We need to reach out

Activists and organisers across the UK need to find a better way to do politics.

Sarah Beattie-Smith
1 August 2016

the Black Panther free food programme - image,

Like many campaigners in Scotland, and up and down the length of the UK, I’m shattered. Exhausted after years of pounding pavements delivering leaflets; spending every waking minute organising meetings; writing post after post trying to persuade friends, colleagues and twitter trolls of the rights and wrongs of our respective positions; even standing for election. Exhausted because after all these years of work, at times I find myself wondering whether any of it was worth it. 

In the Brexit-destined Britain of today, it feels impossible to be inspired and hopeful about the better future we’ve been working for. But whilst giving up and stepping back is as tempting as lying on a beach in the sun for a month, there is a way to build that future without destroying ourselves in the process.

Step one: We need to start by examining what we’ve been doing for the last few years. Whether you’ve been working for or against Scottish independence, backing Corbyn or stabbing him in the back or arguing for or against the UK’s EU membership, ask yourself this: how much of your energy has gone into designing and delivering leaflets that go straight in the bin? How many hours have you poured into organising an action where fewer than ten people showed up? How many days have you spent organising meetings where you end up preaching to a room full of the converted?

If the answer to any of these is “too much” then maybe we’re doing something wrong.
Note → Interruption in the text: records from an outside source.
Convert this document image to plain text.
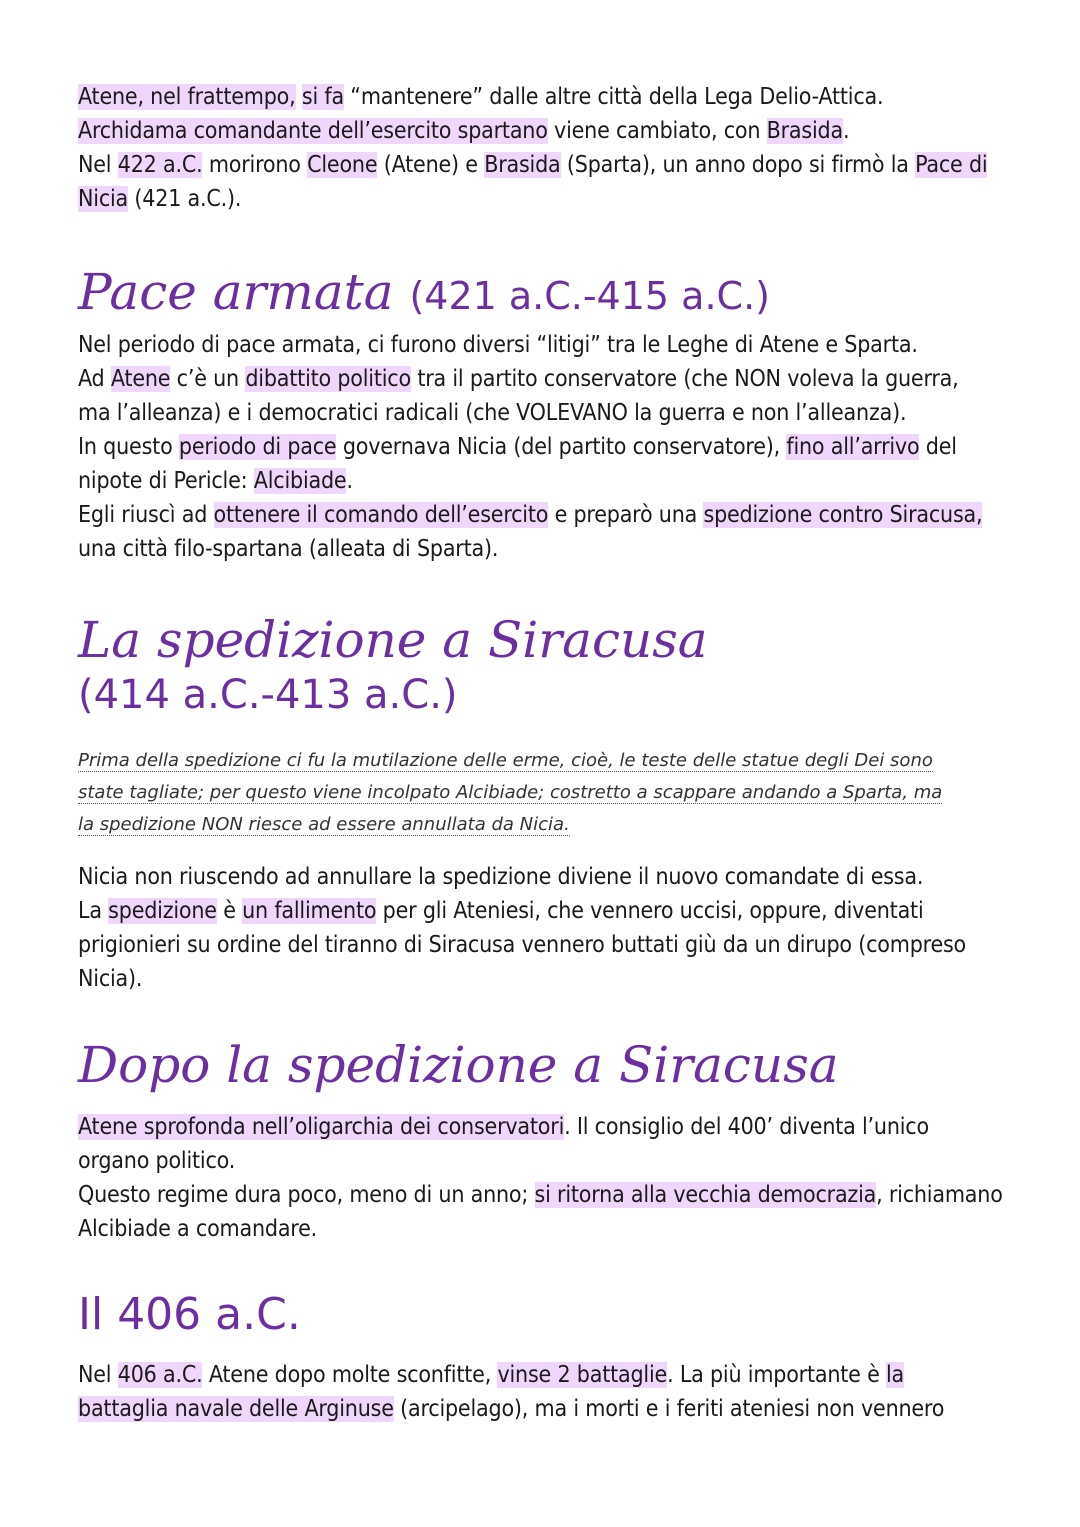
Atene, nel frattempo, si fa “mantenere” dalle altre città della Lega Delio-Attica.
Archidama comandante dell’esercito spartano viene cambiato, con Brasida.
Nel 422 a.C. morirono Cleone (Atene) e Brasida (Sparta), un anno dopo si firmò la Pace di
Nicia (421 a.C.).

Pace armata (421 a.C.-415 a.C.)

Nel periodo di pace armata, ci furono diversi “litigi” tra le Leghe di Atene e Sparta.
Ad Atene c’è un dibattito politico tra il partito conservatore (che NON voleva la guerra,
ma l’alleanza) e i democratici radicali (che VOLEVANO la guerra e non l’alleanza).
In questo periodo di pace governava Nicia (del partito conservatore), fino all’arrivo del
nipote di Pericle: Alcibiade.
Egli riuscì ad ottenere il comando dell’esercito e preparò una spedizione contro Siracusa,
una città filo-spartana (alleata di Sparta).

La spedizione a Siracusa

(414 a.C.-413 a.C.)

Prima della spedizione ci fu la mutilazione delle erme, cioè, le teste delle statue degli Dei sono
state tagliate; per questo viene incolpato Alcibiade; costretto a scappare andando a Sparta, ma
la spedizione NON riesce ad essere annullata da Nicia.

Nicia non riuscendo ad annullare la spedizione diviene il nuovo comandate di essa.
La spedizione è un fallimento per gli Ateniesi, che vennero uccisi, oppure, diventati
prigionieri su ordine del tiranno di Siracusa vennero buttati giù da un dirupo (compreso
Nicia).

Dopo la spedizione a Siracusa

Atene sprofonda nell’oligarchia dei conservatori. Il consiglio del 400’ diventa l’unico
organo politico.
Questo regime dura poco, meno di un anno; si ritorna alla vecchia democrazia, richiamano
Alcibiade a comandare.

Il 406 a.C.

Nel 406 a.C. Atene dopo molte sconfitte, vinse 2 battaglie. La più importante è la
battaglia navale delle Arginuse (arcipelago), ma i morti e i feriti ateniesi non vennero
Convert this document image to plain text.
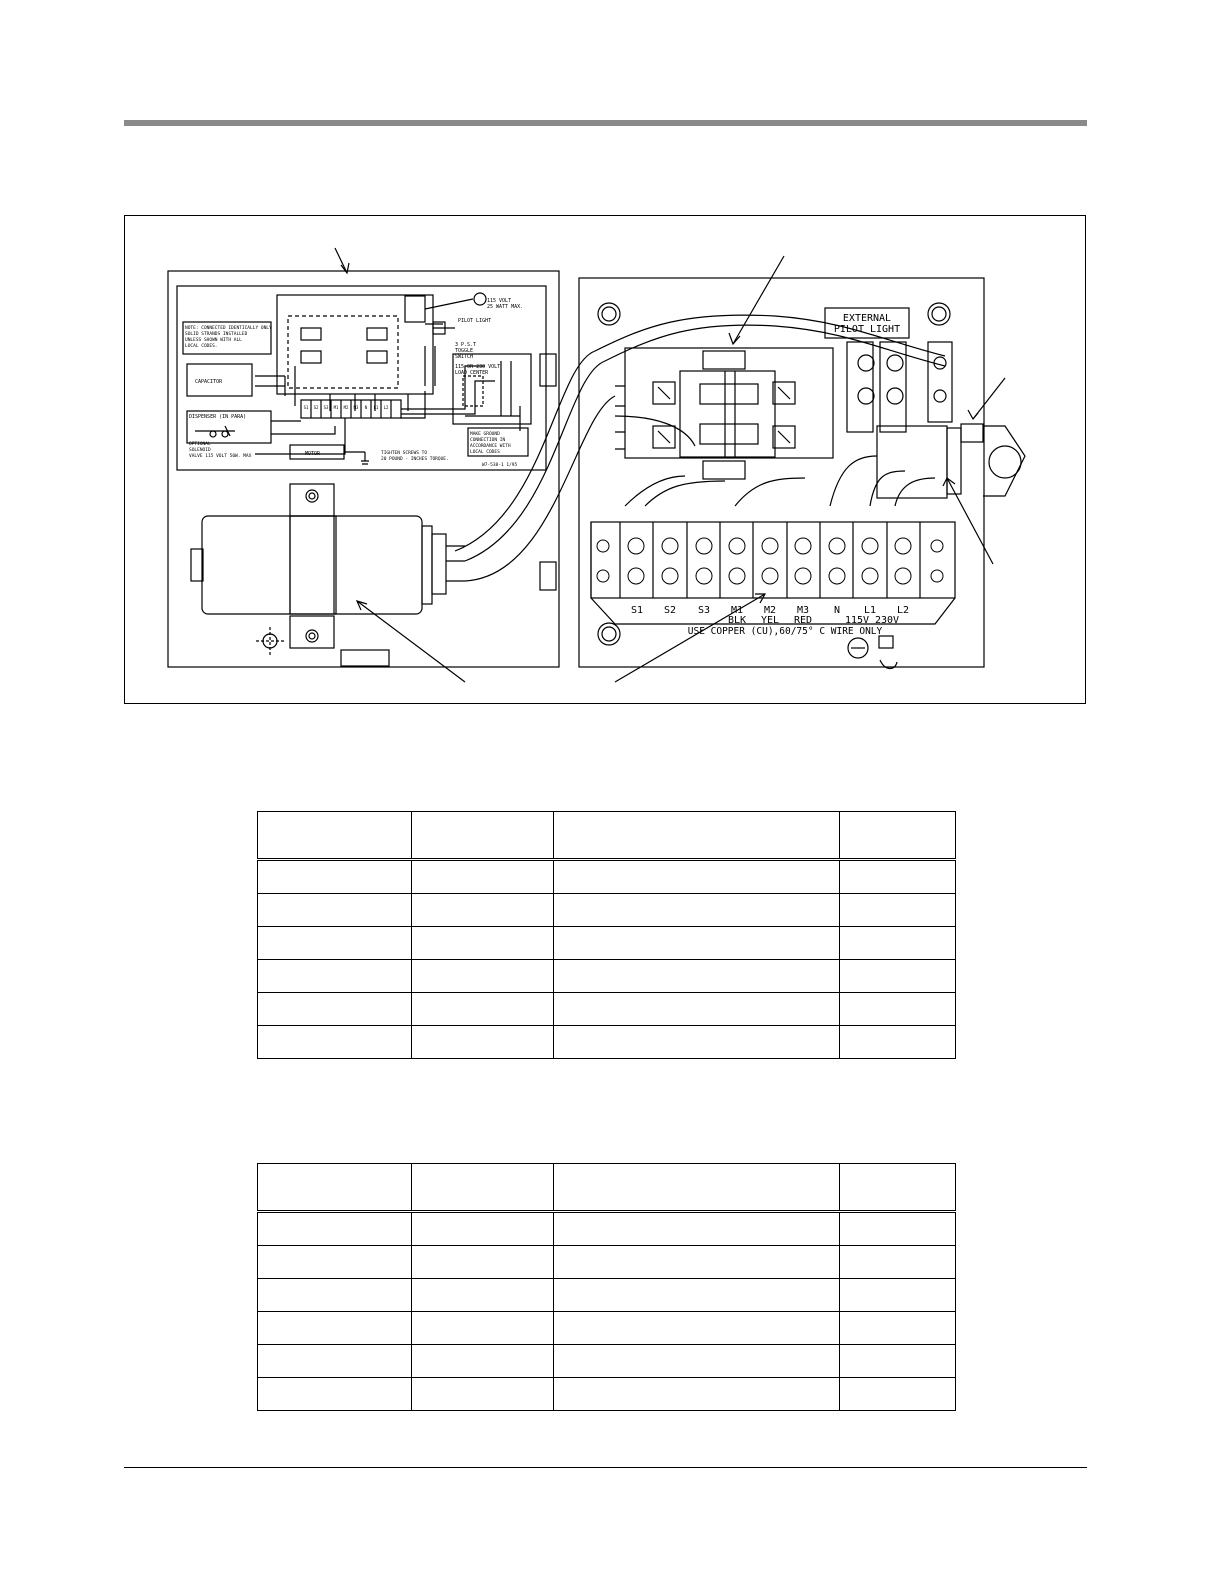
EXTERNAL
PILOT LIGHT
S1 S2 S3 M1 M2 M3 N L1 L2
BLK YEL RED	115V 230V
USE COPPER (CU),60/75° C WIRE ONLY
115 VOLT
25 WATT MAX.
PILOT LIGHT
3 P.S.T
TOGGLE
SWITCH
115 OR 230 VOLT
LOAD CENTER
NOTE: CONNECTED IDENTICALLY ONLY
SOLID STRANDS INSTALLED
UNLESS SHOWN WITH ALL
LOCAL CODES.
CAPACITOR
DISPENSER (IN PARA)
OPTIONAL
SOLENOID
VALVE 115 VOLT 50W. MAX
MAKE GROUND
CONNECTION IN
ACCORDANCE WITH
LOCAL CODES
MOTOR	TIGHTEN SCREWS TO
20 POUND - INCHES TORQUE.
W7-538-1 1/95
S1 S2 S3 M1 M2 M3 N L1 L2
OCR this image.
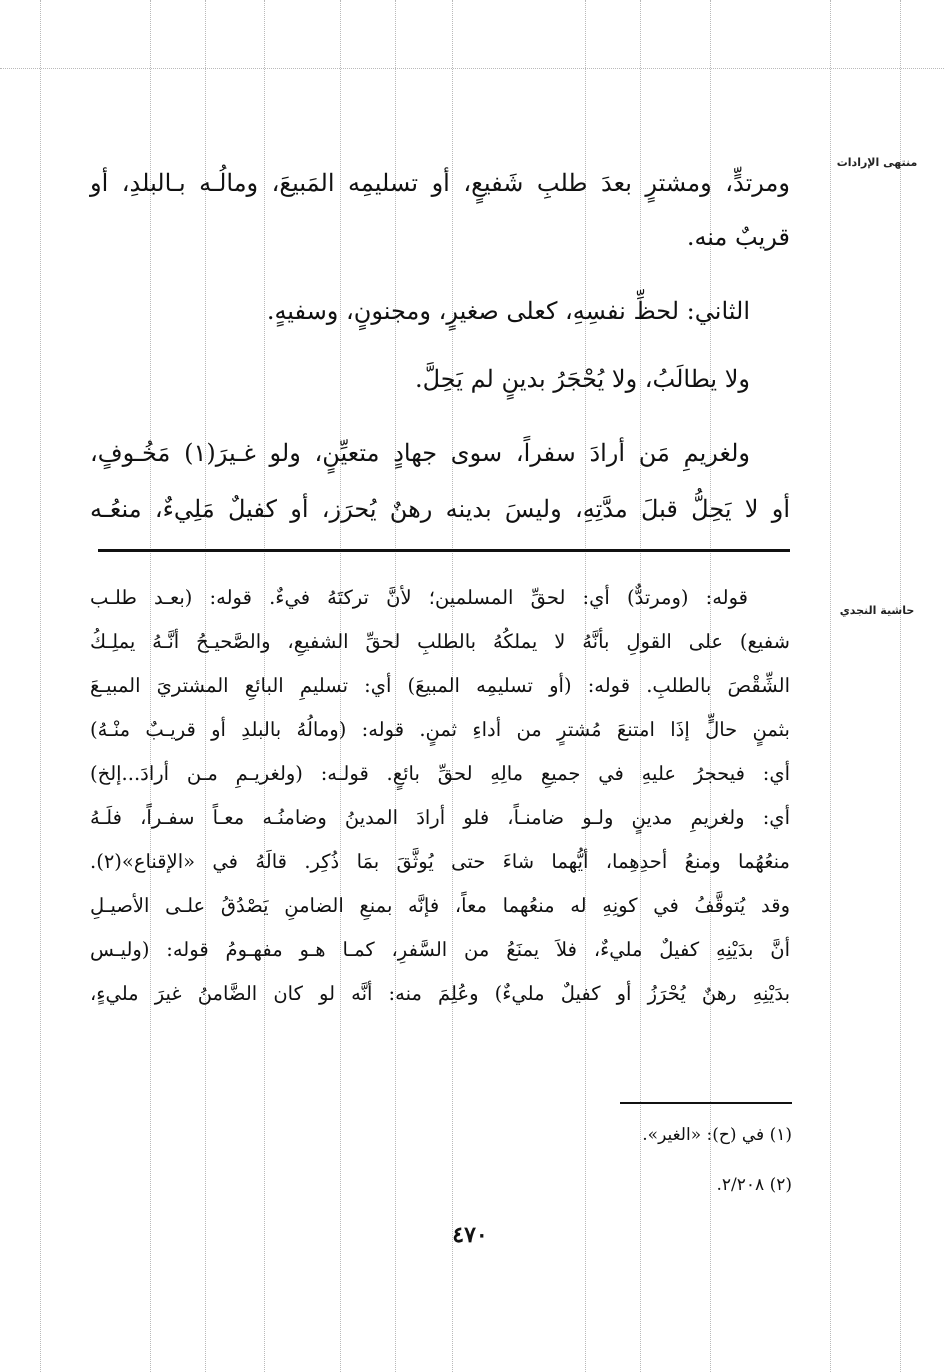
منتهى الإرادات
حاشية النجدي
ومرتدٍّ، ومشترٍ بعدَ طلبِ شَفيعٍ، أو تسليمِه المَبيعَ، ومالُـه بـالبلدِ، أو
قريبٌ منه.
الثاني: لحظِّ نفسِهِ، كعلى صغيرٍ، ومجنونٍ، وسفيهٍ.
ولا يطالَبُ، ولا يُحْجَرُ بدينٍ لم يَحِلَّ.
ولغريمِ مَن أرادَ سفراً، سوى جهادٍ متعيِّنٍ، ولو غـيرَ(١) مَخُـوفٍ،
أو لا يَحِلُّ قبلَ مدَّتِهِ، وليسَ بدينه رهنٌ يُحرَز، أو كفيلٌ مَلِيءٌ، منعُـه
قوله: (ومرتدٌّ) أي: لحقِّ المسلمين؛ لأنَّ تركتَهُ فيءٌ. قوله: (بعـد طلـب
شفيع) على القولِ بأنَّهُ لا يملكُهُ بالطلبِ لحقِّ الشفيعِ، والصَّحيـحُ أنَّـهُ يملِـكُ
الشِّقْصَ بالطلبِ. قوله: (أو تسليمِه المبيعَ) أي: تسليمِ البائعِ المشتريَ المبيـعَ
بثمنٍ حالٍّ إذَا امتنعَ مُشترٍ من أداءِ ثمنٍ. قوله: (ومالُهُ بالبلدِ أو قريـبٌ منْـهُ)
أي: فيحجرُ عليهِ في جميعِ مالِهِ لحقِّ بائعٍ. قولـه: (ولغريـمِ مـن أرادَ...إلخ)
أي: ولغريمِ مدينٍ ولـو ضامنـاً، فلو أرادَ المدينُ وضامنُـه معـاً سفـراً، فلَـهُ
منعُهُما ومنعُ أحدِهِما، أيُّهما شاءَ حتى يُوثَّقَ بمَا ذُكِر. قالَهُ في «الإقناع»(٢).
وقد يُتوقَّفُ في كونِهِ له منعُهما معاً، فإنَّه بمنعِ الضامنِ يَصْدُقُ علـى الأصيـلِ
أنَّ بدَيْنِهِ كفيلٌ مليءٌ، فلاَ يمنَعُ من السَّفرِ، كمـا هـو مفهـومُ قوله: (وليـس
بدَيْنِهِ رهنٌ يُحْرَزُ أو كفيلٌ مليءٌ) وعُلِمَ منه: أنَّه لو كان الضَّامنُ غيرَ مليءٍ،
(١) في (ح): «الغير».
(٢) ٢/٢٠٨.
٤٧٠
The hard truth is that all too often, we opt for the easier path of speaking to people we know, of reading and sharing things that confirm our own biases and broadcasting our message without stopping to wonder who our audience is or what they need and want to hear. And so long as we’re doing all of that in the context of fighting some big bad “other”, we can be comforted by knowing that even if we’re ineffective, we’re not as bad as them.

Whether your “other” is Brexiteers or Blairites doesn't really matter. The point is that so long as we’re laying the blame for all the ills of modern Britain at the feet of someone else, whilst simultaneously spending our time talking to people who already agree with us, we render ourselves powerless.

Step two: Go out and talk to people. Movement building isn’t just about pulling together with likeminded folk, but reaching out to folk who can challenge and strengthen your beliefs. The chances are that while you can guess at what motivates your great “other”, you don’t know until you talk to them and listen. So instead of pounding pavements delivering leaflets broadcasting your views, get out on the streets and ask folk what they think and what matters to them. And crucially, find some common ground.

Step three: We need to start doing things for ourselves. Over the last three decades, the social infrastructure of the UK has been eroded. Benefits have been slashed, trade unions undermined and industry privatised, all under the watchful eye of an increasingly corporate media. It’s easy to think that only governments have the power to affect any of these things, but governments get their power from us. It’s our assumption that we’re too small and too powerless that makes us so.

Nearly fifty years ago, the Black Panther Party saw that the struggle for civil rights and racial equality had to go hand in hand with fighting poverty. They set up free breakfast clubs for poor, largely black, hispanic and latino children in 1968. By 1969, they were feeding 20,000 children a day. After initially being attacked by the FBI for “subversion”, the example set by the Black Panther Party was later adopted by the US government in a programme which today feeds 13 million children.

Around the world today, there are new media establishments springing up to counter the prevailing bigotry and bias of the Rupert Murdochs and Paul Dacres who dominate the stories we tell about ourselves. In the UK there are movements to start alternative local currencies and take power away from supermarkets and big banks and invest in local economies. These are actions taken by people just like you and me which have changed the balance of power.

My point is not just that it is possible to do things for ourselves, but that it is necessary.

So – let’s stop pouring our hearts and souls into confirming our own biases and getting nowhere. Let’s stop assuming we know what other people think and start a conversation with them. And let’s stop sitting around in half-empty church halls talking to the same 12 people about why everything’s broken and instead, work together to fix it.